Fox Sports is also a believer in live VR content, working with NextVR to create live VR sports experiences.
VR Draws Marketers
Part of the strong attraction VR holds for marketers is the deep immersion that it brings. That tends to emphasize any message, and when properly presented, the emotional impact of VR is much greater than simply viewing something on a screen (or even interacting with things on a screen). While creating VR content is more difficult than working in traditional media, the payoff could be much greater engagement.
“Publishers we spoke with agreed that agencies and advertisers have been very interested and active in pursuing VR and 360 video opportunities, often as components of larger digital campaigns,” noted the IAB report. “The challenge for sellers is simultaneously qualifying and educating buyers on what’s actually possible—while it’s being invented.”
Still, it’s not easy developing content for VR, and that’s a big consideration for marketers who contemplate using VR in marketing efforts.
While VR still has a long way to go to approach the flood of data available with mobile advertising, several firms are already working on supplying information to marketers about VR advertising efforts. “We’re able to track a wide range of events that enable clients to do their own engagement calculations,” said CEO Mihir Shah of VR adtech firm Immersv. “At the end of the day, it’s all based on a video view. We’re seeing an 81 percent gaze-through rate on our campaigns, which means the user gazed all the way through the video. And network-wide we’re seeing a 35 percent conversion rate.”

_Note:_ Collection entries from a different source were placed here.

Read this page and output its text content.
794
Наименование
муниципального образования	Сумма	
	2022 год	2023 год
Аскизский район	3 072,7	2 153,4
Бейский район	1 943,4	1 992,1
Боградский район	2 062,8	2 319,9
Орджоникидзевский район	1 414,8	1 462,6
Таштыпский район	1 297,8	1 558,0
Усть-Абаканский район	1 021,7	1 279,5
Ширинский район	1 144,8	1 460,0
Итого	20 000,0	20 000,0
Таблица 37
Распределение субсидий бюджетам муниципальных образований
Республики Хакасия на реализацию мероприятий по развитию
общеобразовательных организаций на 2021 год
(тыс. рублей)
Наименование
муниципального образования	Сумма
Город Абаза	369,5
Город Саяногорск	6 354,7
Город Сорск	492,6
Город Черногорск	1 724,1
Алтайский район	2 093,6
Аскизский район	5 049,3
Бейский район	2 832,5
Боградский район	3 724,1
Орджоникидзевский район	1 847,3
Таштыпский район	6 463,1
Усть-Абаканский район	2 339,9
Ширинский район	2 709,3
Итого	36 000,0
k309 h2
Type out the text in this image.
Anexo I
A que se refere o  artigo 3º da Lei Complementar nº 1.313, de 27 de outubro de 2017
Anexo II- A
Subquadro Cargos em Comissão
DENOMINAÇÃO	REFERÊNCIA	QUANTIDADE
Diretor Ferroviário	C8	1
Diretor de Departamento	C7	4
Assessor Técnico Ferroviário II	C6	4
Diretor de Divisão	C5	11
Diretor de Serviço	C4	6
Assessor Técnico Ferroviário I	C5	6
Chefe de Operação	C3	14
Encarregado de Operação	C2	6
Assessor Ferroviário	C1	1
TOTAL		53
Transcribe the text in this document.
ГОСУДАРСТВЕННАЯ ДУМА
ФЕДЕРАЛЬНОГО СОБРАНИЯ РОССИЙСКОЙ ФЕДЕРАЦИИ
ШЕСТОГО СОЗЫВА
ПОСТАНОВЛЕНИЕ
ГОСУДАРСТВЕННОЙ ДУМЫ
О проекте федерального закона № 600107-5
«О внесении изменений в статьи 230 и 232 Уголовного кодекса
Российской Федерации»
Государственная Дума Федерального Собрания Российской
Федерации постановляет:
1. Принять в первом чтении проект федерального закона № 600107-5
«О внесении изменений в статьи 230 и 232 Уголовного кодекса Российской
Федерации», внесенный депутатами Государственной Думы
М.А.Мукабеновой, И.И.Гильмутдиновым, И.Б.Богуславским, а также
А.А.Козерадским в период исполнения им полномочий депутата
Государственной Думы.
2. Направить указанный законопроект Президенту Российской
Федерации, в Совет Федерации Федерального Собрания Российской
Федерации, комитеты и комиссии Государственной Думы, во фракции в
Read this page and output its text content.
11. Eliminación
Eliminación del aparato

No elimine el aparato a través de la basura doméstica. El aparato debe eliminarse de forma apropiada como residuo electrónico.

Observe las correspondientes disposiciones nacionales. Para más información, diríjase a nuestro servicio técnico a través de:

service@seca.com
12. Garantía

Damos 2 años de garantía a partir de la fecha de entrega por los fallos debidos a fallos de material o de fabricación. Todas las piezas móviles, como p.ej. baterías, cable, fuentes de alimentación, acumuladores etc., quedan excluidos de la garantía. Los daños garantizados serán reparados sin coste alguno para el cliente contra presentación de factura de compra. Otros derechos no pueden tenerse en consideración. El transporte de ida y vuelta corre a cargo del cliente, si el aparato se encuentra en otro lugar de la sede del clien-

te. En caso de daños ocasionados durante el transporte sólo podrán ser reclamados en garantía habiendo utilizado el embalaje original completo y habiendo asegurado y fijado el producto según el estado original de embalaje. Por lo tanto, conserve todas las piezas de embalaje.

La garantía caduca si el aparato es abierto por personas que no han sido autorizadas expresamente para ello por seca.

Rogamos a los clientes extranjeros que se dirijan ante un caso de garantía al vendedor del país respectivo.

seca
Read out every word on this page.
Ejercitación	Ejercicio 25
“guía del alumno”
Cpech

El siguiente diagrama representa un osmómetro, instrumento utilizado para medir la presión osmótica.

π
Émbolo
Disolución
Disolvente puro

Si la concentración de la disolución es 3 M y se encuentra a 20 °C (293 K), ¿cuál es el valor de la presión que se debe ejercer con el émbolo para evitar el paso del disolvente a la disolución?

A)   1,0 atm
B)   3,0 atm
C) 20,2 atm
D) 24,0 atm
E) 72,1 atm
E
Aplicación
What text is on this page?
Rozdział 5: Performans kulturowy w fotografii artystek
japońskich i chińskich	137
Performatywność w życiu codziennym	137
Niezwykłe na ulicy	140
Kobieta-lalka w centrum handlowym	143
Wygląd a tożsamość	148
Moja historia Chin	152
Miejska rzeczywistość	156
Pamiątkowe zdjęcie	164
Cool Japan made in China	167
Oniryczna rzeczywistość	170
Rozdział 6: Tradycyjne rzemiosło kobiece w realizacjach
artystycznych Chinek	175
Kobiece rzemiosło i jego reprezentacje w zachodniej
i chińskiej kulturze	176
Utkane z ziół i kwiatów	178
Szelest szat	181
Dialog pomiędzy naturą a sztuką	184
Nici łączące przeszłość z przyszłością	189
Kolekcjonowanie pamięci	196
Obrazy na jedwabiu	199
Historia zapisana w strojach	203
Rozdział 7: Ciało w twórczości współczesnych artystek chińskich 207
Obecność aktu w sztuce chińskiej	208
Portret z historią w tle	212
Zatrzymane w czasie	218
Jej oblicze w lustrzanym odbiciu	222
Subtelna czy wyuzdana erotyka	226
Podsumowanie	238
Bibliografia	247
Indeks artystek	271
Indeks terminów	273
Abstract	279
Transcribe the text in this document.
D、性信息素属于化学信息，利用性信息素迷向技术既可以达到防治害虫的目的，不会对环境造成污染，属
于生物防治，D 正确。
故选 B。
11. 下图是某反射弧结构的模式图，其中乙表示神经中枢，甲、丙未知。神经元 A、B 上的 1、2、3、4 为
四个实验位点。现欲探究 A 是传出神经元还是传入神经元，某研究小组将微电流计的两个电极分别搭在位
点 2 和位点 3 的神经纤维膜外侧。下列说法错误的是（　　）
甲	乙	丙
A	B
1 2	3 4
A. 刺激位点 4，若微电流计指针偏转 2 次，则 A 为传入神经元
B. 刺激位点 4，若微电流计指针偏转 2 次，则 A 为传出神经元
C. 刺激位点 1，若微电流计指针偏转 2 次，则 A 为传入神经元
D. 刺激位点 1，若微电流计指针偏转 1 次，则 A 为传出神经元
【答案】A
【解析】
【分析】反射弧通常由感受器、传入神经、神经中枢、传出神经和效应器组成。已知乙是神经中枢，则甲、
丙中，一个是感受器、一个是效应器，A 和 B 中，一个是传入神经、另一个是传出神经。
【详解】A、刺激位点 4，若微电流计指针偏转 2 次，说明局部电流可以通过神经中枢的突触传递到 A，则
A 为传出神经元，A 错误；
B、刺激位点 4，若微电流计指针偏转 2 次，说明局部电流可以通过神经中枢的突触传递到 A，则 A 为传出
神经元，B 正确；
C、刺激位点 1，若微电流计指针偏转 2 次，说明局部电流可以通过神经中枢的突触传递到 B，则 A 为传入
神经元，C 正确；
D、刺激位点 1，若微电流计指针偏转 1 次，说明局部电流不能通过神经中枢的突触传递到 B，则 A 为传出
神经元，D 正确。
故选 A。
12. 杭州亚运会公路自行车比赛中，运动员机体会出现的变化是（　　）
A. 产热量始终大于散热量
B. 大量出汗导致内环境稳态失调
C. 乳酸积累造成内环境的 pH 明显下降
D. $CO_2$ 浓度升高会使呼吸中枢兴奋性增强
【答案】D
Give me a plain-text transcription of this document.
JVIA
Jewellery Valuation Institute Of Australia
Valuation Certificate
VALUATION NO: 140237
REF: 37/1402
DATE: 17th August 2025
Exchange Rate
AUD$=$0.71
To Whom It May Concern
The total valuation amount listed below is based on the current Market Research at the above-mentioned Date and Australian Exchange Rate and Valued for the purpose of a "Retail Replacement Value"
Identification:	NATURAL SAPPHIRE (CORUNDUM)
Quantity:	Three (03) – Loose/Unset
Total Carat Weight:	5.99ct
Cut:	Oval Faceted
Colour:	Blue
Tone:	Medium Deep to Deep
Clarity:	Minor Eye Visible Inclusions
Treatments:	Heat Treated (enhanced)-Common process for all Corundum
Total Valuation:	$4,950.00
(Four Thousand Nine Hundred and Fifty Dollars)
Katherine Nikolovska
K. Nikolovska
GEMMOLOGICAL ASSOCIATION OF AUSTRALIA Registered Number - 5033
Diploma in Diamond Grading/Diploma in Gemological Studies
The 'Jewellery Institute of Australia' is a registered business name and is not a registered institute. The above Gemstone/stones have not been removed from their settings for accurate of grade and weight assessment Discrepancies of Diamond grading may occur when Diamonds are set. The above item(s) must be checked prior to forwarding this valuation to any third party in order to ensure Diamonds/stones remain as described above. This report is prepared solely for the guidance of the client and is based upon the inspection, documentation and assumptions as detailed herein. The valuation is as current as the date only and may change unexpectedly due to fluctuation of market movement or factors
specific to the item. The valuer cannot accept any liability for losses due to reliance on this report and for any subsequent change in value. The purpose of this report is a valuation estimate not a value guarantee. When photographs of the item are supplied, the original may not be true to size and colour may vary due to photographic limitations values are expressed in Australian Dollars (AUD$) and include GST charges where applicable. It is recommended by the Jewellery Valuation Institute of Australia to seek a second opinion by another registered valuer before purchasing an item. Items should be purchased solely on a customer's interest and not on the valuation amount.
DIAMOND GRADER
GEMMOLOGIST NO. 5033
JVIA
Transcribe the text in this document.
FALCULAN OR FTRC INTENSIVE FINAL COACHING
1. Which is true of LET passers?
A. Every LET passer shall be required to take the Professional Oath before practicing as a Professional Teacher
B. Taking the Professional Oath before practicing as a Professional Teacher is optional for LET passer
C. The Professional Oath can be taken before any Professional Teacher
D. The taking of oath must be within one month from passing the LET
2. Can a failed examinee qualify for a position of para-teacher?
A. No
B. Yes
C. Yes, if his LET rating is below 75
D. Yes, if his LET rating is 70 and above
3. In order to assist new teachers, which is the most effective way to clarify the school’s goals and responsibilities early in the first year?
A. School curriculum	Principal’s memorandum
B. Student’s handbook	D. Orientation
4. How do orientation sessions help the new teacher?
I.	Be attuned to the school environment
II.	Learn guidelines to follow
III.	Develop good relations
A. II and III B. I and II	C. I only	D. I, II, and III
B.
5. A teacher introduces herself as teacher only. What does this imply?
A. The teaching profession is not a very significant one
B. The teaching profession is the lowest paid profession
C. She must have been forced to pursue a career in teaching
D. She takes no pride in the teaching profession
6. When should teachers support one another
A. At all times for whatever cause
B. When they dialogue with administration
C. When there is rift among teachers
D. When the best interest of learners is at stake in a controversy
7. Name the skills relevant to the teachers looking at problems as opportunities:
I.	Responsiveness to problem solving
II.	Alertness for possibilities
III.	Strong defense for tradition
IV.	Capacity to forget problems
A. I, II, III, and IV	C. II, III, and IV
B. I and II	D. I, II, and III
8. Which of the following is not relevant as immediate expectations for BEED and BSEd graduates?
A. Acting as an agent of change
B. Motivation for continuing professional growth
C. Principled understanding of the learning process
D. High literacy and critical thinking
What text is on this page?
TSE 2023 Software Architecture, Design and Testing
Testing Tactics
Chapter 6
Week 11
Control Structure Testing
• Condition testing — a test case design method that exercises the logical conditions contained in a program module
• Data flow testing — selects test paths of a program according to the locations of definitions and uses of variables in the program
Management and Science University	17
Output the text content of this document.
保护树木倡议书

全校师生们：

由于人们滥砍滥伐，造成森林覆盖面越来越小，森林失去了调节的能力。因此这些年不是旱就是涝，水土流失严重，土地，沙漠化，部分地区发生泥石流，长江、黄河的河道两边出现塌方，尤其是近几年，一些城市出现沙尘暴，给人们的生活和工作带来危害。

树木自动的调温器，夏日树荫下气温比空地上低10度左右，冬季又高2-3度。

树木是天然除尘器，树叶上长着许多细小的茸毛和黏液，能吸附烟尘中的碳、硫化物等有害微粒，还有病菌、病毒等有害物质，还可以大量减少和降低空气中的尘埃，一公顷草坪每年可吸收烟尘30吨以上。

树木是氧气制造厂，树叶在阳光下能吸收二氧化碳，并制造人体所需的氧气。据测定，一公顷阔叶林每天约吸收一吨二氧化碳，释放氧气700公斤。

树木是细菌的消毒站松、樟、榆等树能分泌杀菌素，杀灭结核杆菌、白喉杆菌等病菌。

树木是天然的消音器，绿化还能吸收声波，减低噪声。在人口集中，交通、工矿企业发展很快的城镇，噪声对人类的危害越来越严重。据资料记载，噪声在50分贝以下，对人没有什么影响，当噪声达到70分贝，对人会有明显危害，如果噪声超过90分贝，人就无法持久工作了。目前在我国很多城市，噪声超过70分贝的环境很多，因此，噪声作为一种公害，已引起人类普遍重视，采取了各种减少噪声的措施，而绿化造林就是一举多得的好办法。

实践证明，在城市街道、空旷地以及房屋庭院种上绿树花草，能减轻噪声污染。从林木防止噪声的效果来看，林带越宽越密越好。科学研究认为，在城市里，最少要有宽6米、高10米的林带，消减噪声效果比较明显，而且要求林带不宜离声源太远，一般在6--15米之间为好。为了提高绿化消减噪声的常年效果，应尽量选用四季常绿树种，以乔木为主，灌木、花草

VR/AR Standards On The Way
Standards for advertising formats are under construction by IAB, in an effort to help publishers and advertisers prepare for the various formats that are becoming new destinations for advertising.
This will include guidelines for 360 videos and photos as well as AR and VR. This will provide marketers with some help in figuring out where to start when creating assets for use in these formats. One of the important areas will be guidelines for reducing viewer discomfort, because that can be caused by improper camera movement in VR.
The Immediate Future Of VR
Surveying industry insiders about the next two years in VR, IAB found that there’s a lot of optimism. “It feels like every month we’re seeing something new, a different angle on it, a different company with a different technology,” said Johnson.
New and better VR technology at lower prices will help spread VR widely. We’ll also see more successes (and failures) among content, helping publishers and marketers refine their offerings. New ad formats will probably emerge, and we’ll see more and better data about how these formats work.
One thing that most agree on is the potential for AR, or mixed reality, and some overlap/crossover with VR.
The success of Pokémon GO is just a beginning for AR, and we’ll see plenty more in the future. Surprising successes like that will help determine future directions for VR and AR, and thus there’s going to be plenty of opportunities for creative content and creative marketing to have a huge impact.